Opinion: A discriminatory free speech

Although the First Amendment guarantees freedoms not found in other countries, they're not being acknowledged in some issues writes editor-in-chief Megan Lin.

Although the First Amendment guarantees freedoms not found in other countries, they’re not being acknowledged in some issues writes editor-in-chief Megan Lin.

America has always been known as a free country, with the First Amendment protecting free speech, religion, press, assembly, and petition. These unalienable rights are undoubtedly only some of the defining characteristics of the US, and yet they are implicitly discriminative.

Thursday, a jury found Ammon and Ryan Bundy and seven other defendants of Oregon not guilty of federal felony conspiracy offenses from an armed occupation of the Malheur National Wildlife Refuge early this year. The shocking decision is sparking controversy all across the nation.

Government prosecutors argued that the brothers that led a 26 person militia were violent in occupying the reserve while the defendants cited a predatory federal government that was destroying Western communities’ ways of life by placing restrictions on land use.

Some believe that the occupation was an act of terrorism, while others believe it was an act of civil disobedience to protest federal control of lands that rightfully belongs to the farmers and ranchers of the West whose livelihoods depend on cultivation of land.

In another part of the country, native peoples of North Dakota are protesting the Dakota Access Pipeline which would stretch 1,172 miles from North Dakota to Illinois. The notion is that the oil pipeline would help America be more self-sufficient in oil production.

However, the pipeline’s construction would destroy sacred Native American burial and prayer sites, as well as cultural artifacts. There have also been environmental concerns about the impact of the pipeline on global climate and greenhouse gas emissions. As a result, the Standing Rock Sioux tribe and supporters staged a peaceful blockade.

More than 100 protesters were arrested were arrested for setting up tents and teepees on the land that authorities say is pipeline property. Riot police pepper sprayed protesters and set off a high pitch siren to break up the crowd.

Regardless of which side to take, it’s very clear that both the Bundys and the Native Americans are taking a stand for what they believe is an incursion on what is rightfully theirs. Even so, it does not take much to see the disparity in the two cases.

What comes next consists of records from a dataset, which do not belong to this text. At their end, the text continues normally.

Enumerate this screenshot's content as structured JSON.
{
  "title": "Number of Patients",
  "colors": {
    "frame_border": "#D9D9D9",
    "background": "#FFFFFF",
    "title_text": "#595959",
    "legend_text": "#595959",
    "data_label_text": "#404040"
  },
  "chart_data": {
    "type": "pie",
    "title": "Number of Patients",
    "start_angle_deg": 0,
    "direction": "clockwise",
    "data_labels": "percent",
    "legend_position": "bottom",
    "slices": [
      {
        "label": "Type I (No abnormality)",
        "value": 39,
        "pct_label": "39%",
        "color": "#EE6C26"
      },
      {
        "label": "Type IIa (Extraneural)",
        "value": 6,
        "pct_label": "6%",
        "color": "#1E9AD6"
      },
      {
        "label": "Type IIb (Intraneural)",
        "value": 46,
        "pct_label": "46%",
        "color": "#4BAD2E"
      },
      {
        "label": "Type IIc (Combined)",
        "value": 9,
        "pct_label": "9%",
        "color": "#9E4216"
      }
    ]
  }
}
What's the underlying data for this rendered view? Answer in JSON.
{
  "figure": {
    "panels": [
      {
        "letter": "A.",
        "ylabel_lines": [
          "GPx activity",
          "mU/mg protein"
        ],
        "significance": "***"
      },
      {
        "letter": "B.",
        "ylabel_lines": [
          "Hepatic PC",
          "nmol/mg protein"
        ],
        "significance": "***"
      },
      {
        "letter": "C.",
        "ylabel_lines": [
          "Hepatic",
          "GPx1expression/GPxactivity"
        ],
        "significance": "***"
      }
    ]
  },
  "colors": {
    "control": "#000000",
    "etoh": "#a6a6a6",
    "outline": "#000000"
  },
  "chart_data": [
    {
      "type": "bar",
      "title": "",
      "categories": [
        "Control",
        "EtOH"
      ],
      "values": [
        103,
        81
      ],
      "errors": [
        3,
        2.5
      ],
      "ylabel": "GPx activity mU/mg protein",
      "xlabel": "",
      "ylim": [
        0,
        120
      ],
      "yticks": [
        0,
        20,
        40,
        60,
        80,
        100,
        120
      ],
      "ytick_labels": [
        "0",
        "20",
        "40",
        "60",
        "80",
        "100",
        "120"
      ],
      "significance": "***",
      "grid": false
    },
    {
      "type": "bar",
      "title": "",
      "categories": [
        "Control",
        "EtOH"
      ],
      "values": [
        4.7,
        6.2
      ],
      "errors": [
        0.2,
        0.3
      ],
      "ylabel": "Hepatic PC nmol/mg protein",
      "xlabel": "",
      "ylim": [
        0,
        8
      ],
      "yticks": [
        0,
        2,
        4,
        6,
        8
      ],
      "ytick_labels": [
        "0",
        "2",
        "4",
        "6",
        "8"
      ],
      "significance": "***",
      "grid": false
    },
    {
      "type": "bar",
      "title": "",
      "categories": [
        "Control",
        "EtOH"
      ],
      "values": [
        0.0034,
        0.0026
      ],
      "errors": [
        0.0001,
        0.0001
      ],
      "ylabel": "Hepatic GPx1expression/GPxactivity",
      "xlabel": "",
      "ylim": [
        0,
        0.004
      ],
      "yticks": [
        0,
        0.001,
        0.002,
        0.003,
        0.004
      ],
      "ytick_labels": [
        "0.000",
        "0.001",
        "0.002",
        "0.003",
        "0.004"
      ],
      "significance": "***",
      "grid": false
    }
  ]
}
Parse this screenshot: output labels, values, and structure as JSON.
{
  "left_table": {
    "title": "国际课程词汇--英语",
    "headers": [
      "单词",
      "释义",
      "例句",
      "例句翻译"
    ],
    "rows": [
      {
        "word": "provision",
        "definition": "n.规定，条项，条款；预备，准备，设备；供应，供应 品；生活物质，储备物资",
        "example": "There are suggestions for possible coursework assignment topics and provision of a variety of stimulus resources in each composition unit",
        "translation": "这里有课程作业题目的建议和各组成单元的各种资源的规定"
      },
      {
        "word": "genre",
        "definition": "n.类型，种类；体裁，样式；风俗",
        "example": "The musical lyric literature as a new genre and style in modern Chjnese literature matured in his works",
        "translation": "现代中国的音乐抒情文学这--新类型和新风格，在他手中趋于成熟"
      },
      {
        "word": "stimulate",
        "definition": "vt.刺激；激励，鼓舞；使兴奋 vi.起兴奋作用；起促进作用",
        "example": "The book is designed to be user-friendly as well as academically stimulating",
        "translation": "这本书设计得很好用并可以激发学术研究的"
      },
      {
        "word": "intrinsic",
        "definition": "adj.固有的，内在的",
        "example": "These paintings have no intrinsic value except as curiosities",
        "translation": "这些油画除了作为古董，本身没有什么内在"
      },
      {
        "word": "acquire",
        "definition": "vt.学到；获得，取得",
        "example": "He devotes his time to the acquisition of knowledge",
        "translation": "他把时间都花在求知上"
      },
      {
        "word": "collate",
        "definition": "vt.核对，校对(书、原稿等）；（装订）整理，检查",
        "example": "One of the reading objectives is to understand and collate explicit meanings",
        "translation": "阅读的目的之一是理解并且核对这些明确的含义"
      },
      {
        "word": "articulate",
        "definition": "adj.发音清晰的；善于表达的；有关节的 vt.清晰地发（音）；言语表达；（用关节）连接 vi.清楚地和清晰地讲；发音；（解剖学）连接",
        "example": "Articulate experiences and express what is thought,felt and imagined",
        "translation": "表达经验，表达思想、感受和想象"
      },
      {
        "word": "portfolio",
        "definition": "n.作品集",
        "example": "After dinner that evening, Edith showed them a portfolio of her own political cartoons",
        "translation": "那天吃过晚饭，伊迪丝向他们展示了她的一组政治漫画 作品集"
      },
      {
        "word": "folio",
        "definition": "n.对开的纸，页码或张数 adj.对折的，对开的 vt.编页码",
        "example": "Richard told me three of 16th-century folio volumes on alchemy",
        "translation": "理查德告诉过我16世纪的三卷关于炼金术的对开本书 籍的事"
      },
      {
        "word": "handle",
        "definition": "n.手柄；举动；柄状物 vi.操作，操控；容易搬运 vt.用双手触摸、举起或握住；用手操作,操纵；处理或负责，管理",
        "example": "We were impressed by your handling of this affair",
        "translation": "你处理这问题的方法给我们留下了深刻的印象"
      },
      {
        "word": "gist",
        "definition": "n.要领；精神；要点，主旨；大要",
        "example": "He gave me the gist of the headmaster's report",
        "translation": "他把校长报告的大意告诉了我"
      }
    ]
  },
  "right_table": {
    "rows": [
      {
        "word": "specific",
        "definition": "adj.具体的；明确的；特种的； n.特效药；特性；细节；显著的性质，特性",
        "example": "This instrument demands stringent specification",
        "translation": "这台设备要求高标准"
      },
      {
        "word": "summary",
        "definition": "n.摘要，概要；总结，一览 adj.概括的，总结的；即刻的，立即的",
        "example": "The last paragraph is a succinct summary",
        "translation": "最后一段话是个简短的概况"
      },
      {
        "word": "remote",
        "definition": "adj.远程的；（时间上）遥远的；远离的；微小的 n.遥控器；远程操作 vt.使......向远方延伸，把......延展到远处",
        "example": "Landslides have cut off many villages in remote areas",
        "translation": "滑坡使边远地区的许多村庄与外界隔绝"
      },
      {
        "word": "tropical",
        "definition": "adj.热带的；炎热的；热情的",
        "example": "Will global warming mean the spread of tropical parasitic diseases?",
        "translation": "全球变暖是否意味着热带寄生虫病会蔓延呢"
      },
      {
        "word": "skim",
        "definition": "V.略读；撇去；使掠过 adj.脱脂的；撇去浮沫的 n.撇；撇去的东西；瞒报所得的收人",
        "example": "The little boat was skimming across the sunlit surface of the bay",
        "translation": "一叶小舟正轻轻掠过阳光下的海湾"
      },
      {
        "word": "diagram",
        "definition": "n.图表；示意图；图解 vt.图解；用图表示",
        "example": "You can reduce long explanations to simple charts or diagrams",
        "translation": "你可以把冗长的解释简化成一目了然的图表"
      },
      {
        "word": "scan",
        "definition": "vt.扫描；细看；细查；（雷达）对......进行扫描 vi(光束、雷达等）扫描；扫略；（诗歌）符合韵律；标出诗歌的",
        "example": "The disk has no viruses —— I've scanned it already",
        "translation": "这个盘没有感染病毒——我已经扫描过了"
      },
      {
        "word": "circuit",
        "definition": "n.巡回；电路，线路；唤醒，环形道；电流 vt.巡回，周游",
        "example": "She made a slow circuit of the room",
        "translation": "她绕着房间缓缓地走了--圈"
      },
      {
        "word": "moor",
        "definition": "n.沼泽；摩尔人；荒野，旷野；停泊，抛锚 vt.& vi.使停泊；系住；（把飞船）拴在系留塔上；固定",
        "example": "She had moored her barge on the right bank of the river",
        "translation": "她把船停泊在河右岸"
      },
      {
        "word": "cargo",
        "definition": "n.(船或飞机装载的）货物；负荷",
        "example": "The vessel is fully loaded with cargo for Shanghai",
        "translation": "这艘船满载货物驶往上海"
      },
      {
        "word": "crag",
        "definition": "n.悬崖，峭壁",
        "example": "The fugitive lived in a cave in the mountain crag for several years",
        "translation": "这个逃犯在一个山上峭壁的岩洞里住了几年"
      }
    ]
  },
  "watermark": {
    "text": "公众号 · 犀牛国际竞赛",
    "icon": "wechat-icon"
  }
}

The discrepancy in the definition of civil disobedience is alarmingly apparent. The jury involved in the Oregon standoff case sympathized with the militia who only wanted to protest government overreach and posed no threat to the public. On the other hand, the Sioux and other protesters were arrested and strip searched for attaching themselves to construction equipment that kept workers from doing their job and trespassing on private property.

According to the Bundys and their followers, they carried guns into a federal facility to protect themselves against possible government attack. A totally reasonable logic, but still against the law. Meanwhile, the natives are arrested for engaging in “illegal activities” with their protests of latching onto vehicles being labeled as “not peaceful or lawful” by Sheriff Kyle Kirchmeier.

The country’s issues regarding private, state, and federal power concerning land in the West stem all the way back to its birth, along with the controversy surrounding the treatment of Native Americans since Columbus arrived in 1492. Clearly, both are still ongoing disputes, but the issue here is not these subjective debates.

The issue is the difference in the treatment of people who exercised their First Amendment rights to free speech and assembly. Regardless of whether or not they broke laws in the process, the outcomes and the actions of the justice system should be the same. Clearly, they are not.

I take no sides in either conflict, but I do take a side in what is glaringly obvious. One party is being called patriots while the other is being called a violent riot. Both parties are taking a stand against what is believed to be a trespassing federal government. Both declare civil disobedience, and yet, only one party is being treated like peaceful protesters trying to get their voices heard.

If this distinctive gap between protests citing American patriotism and protests citing defense of another culture’s sacred values is not a clear problem to the people of the US, then that attitude sends a very clear message to the minorities of America: Unless your protests support American patriotism and American values and none else, they will go unheard.